In other developments:
Kerry on the offensive
Mr Kerry has this morning appeared on all five major US news talk shows detailing the “build-up of extraordinary circumstantial evidence” pointing to Russia as the source of the antiaircraft missile that shot down Flight 17, killing 298 passengers and crew members.
“It is clear that Russia supports the separatists, supplies the separatists, encourages the separatists, trains the separatists,” he said on NBC’s Meet the Press.
“Russia needs to step up and make a difference here.”
He said the US has observed major supplies, including rocket launchers, artillery, and tanks, moving into the separatist region in the past month and said there was a Buk SA-11 missile system in the vicinity just hours before the shoot-down. He said there were also social-media records pointing to separatists bragging about the shoot-down of a plane at the same time.
Mr Kerry said the US also picked up the imagery of the missile launch and the trajectory with all indicators showing it took place at exactly the same time that the Malaysia Airlines flight disappeared from the radar.
“We are not drawing the final conclusion here, but there’s a lot that points at the need for Russia to be responsible,” he said.
US intelligence claims
In other reports, US officials say they believe the systems were moved back across the border into Russia following the shoot down of the jetliner.
"The assumption is they're trying to remove evidence of what they did," an official said.
Moscow has continued to deny supplying armed separatists with heavy weapons.
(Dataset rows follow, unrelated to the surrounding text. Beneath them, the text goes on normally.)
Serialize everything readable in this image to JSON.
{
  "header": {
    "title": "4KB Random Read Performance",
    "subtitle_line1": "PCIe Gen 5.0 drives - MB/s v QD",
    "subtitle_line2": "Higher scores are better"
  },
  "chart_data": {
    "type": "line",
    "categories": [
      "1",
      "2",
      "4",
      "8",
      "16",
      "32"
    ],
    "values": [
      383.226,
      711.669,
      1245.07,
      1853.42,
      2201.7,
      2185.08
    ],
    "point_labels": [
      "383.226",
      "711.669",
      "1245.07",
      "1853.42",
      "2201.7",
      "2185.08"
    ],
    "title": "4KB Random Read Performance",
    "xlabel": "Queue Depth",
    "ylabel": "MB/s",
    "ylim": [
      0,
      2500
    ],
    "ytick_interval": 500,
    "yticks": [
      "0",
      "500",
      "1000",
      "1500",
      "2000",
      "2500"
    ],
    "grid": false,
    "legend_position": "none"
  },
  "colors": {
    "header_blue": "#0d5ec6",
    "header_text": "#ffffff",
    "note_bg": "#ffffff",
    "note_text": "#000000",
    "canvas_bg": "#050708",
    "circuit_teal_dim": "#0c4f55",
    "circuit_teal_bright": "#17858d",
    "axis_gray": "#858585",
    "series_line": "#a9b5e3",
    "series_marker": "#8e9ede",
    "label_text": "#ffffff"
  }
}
But intelligence disclosures by Ukrainian and U.S. security officials reveal a higher degree of military cooperation from Moscow to the Ukrainian rebels than was understood before the passenger jet was shot down, as well as intricate and detailed coordination by Russian military officials with the pro-Russian rebels in eastern Ukraine.
Bodies removed
Ukrainian emergency workers, under observation from the armed separatists in control over the area, helped transfer the remains of up to 200 bodies on three refrigerated railcars to the city of Torez.
Volodymyr Grossman, the Ukrainian official in charge of the international recovery effort, said 192 corpses and eight sets of remains were stacked inside the railcars. The numbers have been provided to the Ukrainians and Organization for Security and Cooperation in Europe (OSCE) from Ukrainian federal emergency services workers who were responsible for collecting and tagging the remains.
The small OSCE mission on the scene is made up merely of monitors. Not a single international aviation expert or investigator has visited the site, as evidence disappears.
Ukraine releases recordings
Ukraine has accused separatist rebels of hiding evidence that a Russian missile and released what it said were intercepted recordings of separatist rebels at the site of the crash searching frantically for the flight-data recorders and talking about the need to keep them out of the hands of western investigators.
The accusation came just as the leader of the self-proclaimed Donetsk People's Republic Alexander Borodai said his people have found what looks like the so-called black boxes.
The intercepted recorded conversations, which Ukraine's security services said took place on Friday evening, suggest that Moscow ordered rebels to seize the flight recorders before investigators from the could find them. The OSCE has complained of limited access to the site.
Separatist leader seeks ceasefire
A leader of the pro-Russia rebel fighters says they will guarantee the safety of international monitors at the crash site if if the Ukrainian government agrees to a truce.
"We declare that we will guarantee the safety of international experts on the scene as soon as Kiev concludes a ceasefire agreement," Andrei Purgin, deputy premier of the self-proclaimed Donetsk People's Republic, said in a statement. He urged Kiev to "immediately conclude such an agreement" with the rebels.